In a preferred embodiment of the method, a coating (5) is applied to the coating step containing a thickness in the range of 1 to 5 mm.

In a preferred embodiment of the method, a coating (5) is applied in the coating step forming the flammability surface (2) of the cooling element (1) practically in its entirety.

In a preferred embodiment of the method, a coating (5) is applied in the coating step, which forms the flammability surface (2) of the cooling element (1) and extends beyond the flammability surface (2) of the cooling element (1) to other parts of the base element as sides of the base element.

A preferred embodiment of the method includes a machining step for machining, at least partially, the parts of the cooling element (1) that will be coated by the coating (5) in the coating step before the coating step.

A preferred embodiment of the method includes a machining step for machining the coating (5) to dimensional tolerances and / or smoothness after the coating step.

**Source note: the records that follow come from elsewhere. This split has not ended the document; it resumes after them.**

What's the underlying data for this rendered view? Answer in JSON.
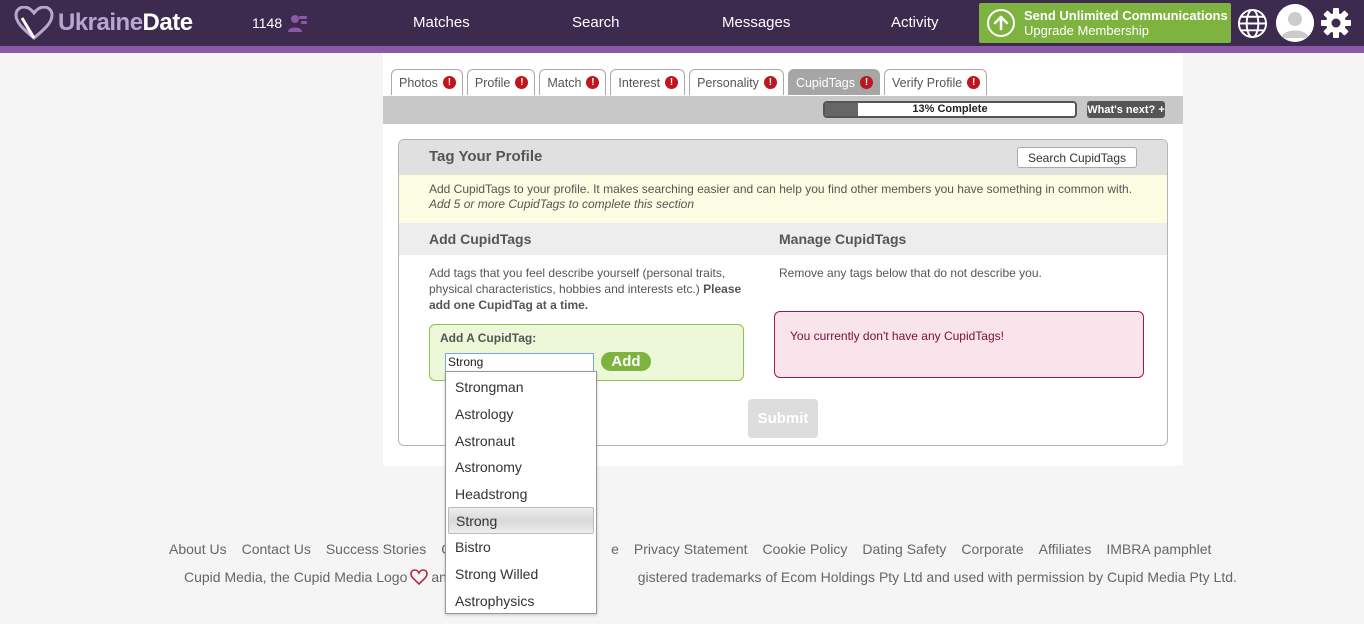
{
  "header": {
    "logo_light": "Ukraine",
    "logo_bold": "Date",
    "count": "1148",
    "nav": [
      "Matches",
      "Search",
      "Messages",
      "Activity"
    ],
    "upgrade_line1": "Send Unlimited Communications",
    "upgrade_line2": "Upgrade Membership",
    "colors": {
      "bar": "#3d2b4f",
      "stripe": "#8a5aa8",
      "upgrade": "#7db33e"
    }
  },
  "tabs": [
    {
      "label": "Photos",
      "active": false
    },
    {
      "label": "Profile",
      "active": false
    },
    {
      "label": "Match",
      "active": false
    },
    {
      "label": "Interest",
      "active": false
    },
    {
      "label": "Personality",
      "active": false
    },
    {
      "label": "CupidTags",
      "active": true
    },
    {
      "label": "Verify Profile",
      "active": false
    }
  ],
  "progress": {
    "text": "13% Complete",
    "value": 0.13,
    "whats_next": "What's next? +"
  },
  "section": {
    "title": "Tag Your Profile",
    "search_button": "Search CupidTags",
    "info_line1": "Add CupidTags to your profile. It makes searching easier and can help you find other members you have something in common with.",
    "info_line2": "Add 5 or more CupidTags to complete this section",
    "add_title": "Add CupidTags",
    "manage_title": "Manage CupidTags",
    "add_desc_line1": "Add tags that you feel describe yourself (personal traits,",
    "add_desc_line2_plain": "physical characteristics, hobbies and interests etc.)",
    "add_desc_line2_bold": "Please",
    "add_desc_line3_bold": "add one CupidTag at a time.",
    "manage_desc": "Remove any tags below that do not describe you.",
    "add_label": "Add A CupidTag:",
    "input_value": "Strong",
    "add_button": "Add",
    "empty_message": "You currently don't have any CupidTags!",
    "submit": "Submit"
  },
  "autocomplete": {
    "items": [
      "Strongman",
      "Astrology",
      "Astronaut",
      "Astronomy",
      "Headstrong",
      "Strong",
      "Bistro",
      "Strong Willed",
      "Astrophysics"
    ],
    "highlighted": "Strong"
  },
  "footer": {
    "links": [
      "About Us",
      "Contact Us",
      "Success Stories",
      "O",
      "e",
      "Privacy Statement",
      "Cookie Policy",
      "Dating Safety",
      "Corporate",
      "Affiliates",
      "IMBRA pamphlet"
    ],
    "legal_a": "Cupid Media, the Cupid Media Logo",
    "legal_b": "and",
    "legal_c": "gistered trademarks of Ecom Holdings Pty Ltd and used with permission by Cupid Media Pty Ltd."
  }
}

A preferred embodiment of the method comprises an arrangement step for arranging the cooling element in an outlet (6) for the discharge of the laundry, as is the molten metal from a pyrometallurgical oven, in an outlet (6) for the discharge of casting, such as molten metal from a fast melting furnace or from a fast converting furnace or from a melting melting furnace.

A preferred embodiment of the method comprises an arrangement step for arranging the cooling element (1) in a chamber for retaining the molten metal of the pyrometallurgical furnace, such as a lower furnace of a fast melting furnace or a lower furnace of a fast conversion or a lower furnace (7) of a suspension melting furnace.

A preferred embodiment of the method comprises an arrangement step for arranging the cooling element (1) in a gas chamber and / or for suspension in a polymetallurgical furnace, such as a reaction chimney or in a rising bell of a fast melting furnace or in a reaction stack (8) or in a rising bell (9) of a suspension melting furnace.

It will be apparent to those skilled in the art that as technology advances, the basic idea of the invention can be implemented in various ways. The invention and its embodiments, therefore, are not limited to the previous examples, but may vary within the scope of the claims.

Claims (19)

Claims

1. A cooling element for a pyrometallurgical furnace, such as a fast melting furnace or for a fast converting furnace or a melting furnace for suspension, where the cooling element has a flammable surface to be in contact with an interior of the metallurgical furnace , wherein the cooling element comprises a base element containing copper and a coating that covers, at least partially, the base element, and where the coating forms the flammability surface of the cooling element, CHARACTERIZED because the coating is applied, at least partially, by a laser coating process, such as laser deposition, and because the coating contains a nickel (Ni) based alloy.

2. The cooling element according to claim 1, CHARACTERIZED because the coating contains the following in percentages of mass Fe: 0.1 to 15%, Ni: 50 to 65%, Cr: 1 to 30%, Mo: 5 to 30%, Cu: less than 2%, Mn: less than 3%, and Co: less than 3%.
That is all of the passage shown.